Type II endoleak (T2EL) is the most common type of endoleak after endovascular aneurysm repair (EVAR) and a common indication for reintervention due to late sac enlargement. Although pre-emptive embolization of the inferior mesenteric artery (IMA) has been proposed to prevent this, no studies have prospectively demonstrated its efficacy. This study aimed to prove the validity of IMA embolization during EVAR in selective cases by analyzing the mid-term outcomes of a randomized clinical trial (RCT). This single-center, parallel-group, non-blinded RCT included participants at high risk of T2EL, characterized by a patent IMA in conjunction with one or more following risk factors: a patent IMA ≥3 mm in diameter, lumbar arteries ≥2 mm in diameter, or an aortoiliac-type aneurysm.

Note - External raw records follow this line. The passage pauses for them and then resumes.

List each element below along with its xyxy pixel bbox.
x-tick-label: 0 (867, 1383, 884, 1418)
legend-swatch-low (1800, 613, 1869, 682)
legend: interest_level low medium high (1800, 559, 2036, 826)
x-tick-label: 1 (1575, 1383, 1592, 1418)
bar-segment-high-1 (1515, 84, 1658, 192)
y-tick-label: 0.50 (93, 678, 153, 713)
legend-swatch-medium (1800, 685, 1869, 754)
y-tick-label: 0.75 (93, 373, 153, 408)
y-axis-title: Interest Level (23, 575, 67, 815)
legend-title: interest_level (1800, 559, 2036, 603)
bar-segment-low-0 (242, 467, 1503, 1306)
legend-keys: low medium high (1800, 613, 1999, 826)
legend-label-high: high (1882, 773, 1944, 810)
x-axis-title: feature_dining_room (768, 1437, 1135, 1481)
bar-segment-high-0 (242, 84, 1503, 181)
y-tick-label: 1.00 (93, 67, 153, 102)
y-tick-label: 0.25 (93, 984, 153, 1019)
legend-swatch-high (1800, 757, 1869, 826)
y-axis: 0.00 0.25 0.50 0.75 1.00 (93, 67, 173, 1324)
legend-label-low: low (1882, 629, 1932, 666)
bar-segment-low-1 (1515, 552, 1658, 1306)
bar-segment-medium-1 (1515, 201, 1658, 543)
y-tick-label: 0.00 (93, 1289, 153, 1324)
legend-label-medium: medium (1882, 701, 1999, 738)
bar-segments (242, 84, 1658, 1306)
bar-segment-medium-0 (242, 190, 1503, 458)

The participants were randomly assigned to two groups in a 1:1 ratio: one undergoing EVAR with IMA embolization and the other without. The primary endpoint was T2EL occurrence. The secondary endpoints included aneurysm sac changes and reintervention. In addition to RCT participants, outcomes of patients with low-risk of T2EL were also analyzed. The embolization and non-embolization groups each contained 53 patients. Five-year follow-up after the last patient enrolment revealed that T2ELs occurred in 28.3% and 54.7% of patients in the IMA embolization and non-embolization groups, respectively (P=.006). Both freedom from T2EL-related sac enlargement ≥5 mm and cumulative incidence of sac shrinkage ≥5 mm were significantly higher in the IMA embolization group than in the non-embolization group (95.5% vs. 73.6% at 5 years; P=.021, 54.2% vs. 33.6% at 5 years; P=.039). The freedom from T2EL-related sac enlargement ≥10 mm, an alternative indicator for T2EL-related reintervention, showed similar results (100% vs. 90.4% at 5 years; P=.019). Outcomes in the low-risk group were preferable than those in the non-embolization group and comparable to those in the IMA embolization group. A lower threshold for pre-emptive IMA embolization when implementing EVAR would be more appropriate if limited to patients at high risk of T2ELs.